Il teste non era stato sentito dalla Procura militare, durante le indagini preliminari, mentre Strampelli l’aveva ascoltato in sede di indagini difensive: «Magari non sarà quello decisivo, ma ci aiuterà senz’altro ad avere una ricostruzione ancora più puntuale della vicenda», spiega il legale romano, «confermerà che Lo Manto discriminava Bensellam. Il pubblico ministero si è associato alla mia richiesta e il tribunale ha rinviato a metà dicembre, quando ci saranno anche la discussione finale e la sentenza».

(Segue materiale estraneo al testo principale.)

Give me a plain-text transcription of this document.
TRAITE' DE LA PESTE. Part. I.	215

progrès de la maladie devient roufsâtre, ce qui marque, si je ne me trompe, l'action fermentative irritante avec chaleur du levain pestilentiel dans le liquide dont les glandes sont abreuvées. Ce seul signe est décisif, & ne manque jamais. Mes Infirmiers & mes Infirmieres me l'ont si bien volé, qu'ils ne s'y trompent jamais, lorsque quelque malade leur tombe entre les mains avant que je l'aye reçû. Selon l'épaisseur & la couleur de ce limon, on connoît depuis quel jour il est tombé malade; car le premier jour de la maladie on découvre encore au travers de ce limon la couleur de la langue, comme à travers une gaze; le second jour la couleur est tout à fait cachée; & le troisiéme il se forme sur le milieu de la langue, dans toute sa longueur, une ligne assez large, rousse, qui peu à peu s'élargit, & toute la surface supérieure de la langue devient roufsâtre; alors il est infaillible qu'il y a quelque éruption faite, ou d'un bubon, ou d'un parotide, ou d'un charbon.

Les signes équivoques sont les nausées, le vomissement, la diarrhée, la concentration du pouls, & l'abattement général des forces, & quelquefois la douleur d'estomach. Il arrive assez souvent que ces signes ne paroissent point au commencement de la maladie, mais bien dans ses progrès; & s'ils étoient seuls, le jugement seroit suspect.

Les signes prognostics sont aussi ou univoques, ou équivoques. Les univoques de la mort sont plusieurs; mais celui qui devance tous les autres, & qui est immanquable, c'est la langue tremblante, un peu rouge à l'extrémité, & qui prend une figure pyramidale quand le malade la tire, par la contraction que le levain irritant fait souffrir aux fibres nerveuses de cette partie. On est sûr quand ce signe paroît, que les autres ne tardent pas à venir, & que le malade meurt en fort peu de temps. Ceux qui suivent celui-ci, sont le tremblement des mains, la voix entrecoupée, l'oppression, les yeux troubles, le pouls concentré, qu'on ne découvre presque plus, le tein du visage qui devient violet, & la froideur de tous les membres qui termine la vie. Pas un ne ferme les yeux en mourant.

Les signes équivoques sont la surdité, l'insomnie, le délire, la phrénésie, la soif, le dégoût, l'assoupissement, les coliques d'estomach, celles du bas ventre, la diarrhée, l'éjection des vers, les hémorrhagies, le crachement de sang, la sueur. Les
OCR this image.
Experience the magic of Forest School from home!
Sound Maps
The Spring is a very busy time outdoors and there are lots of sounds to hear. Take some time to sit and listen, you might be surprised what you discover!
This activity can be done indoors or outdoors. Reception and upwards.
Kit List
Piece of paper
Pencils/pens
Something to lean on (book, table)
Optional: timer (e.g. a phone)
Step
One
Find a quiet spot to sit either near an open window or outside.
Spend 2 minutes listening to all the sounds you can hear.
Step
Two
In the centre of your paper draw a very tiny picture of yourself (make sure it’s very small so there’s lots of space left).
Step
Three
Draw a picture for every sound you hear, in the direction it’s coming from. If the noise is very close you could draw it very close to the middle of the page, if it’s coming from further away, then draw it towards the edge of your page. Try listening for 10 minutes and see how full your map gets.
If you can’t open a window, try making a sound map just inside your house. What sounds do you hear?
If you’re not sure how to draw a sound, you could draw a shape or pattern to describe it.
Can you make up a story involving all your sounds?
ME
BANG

Era stata Elena Andreola per prima a confermare la tesi dell’accusa: «Durante l’alzabandiera, era consuetudine sentire Lo Manto apostrofare Bensellam. L’uomo non si curava per niente del fatto che erano in molti ad ascoltarlo». Mentre i testimoni della difesa ricordano poco o niente.
Nativo di Perugia, padre marocchino e madre italiana, Bensellam comandava la compagnia e da qualche tempo è ad Aosta, dove è stato promosso maggiore. —
G.S.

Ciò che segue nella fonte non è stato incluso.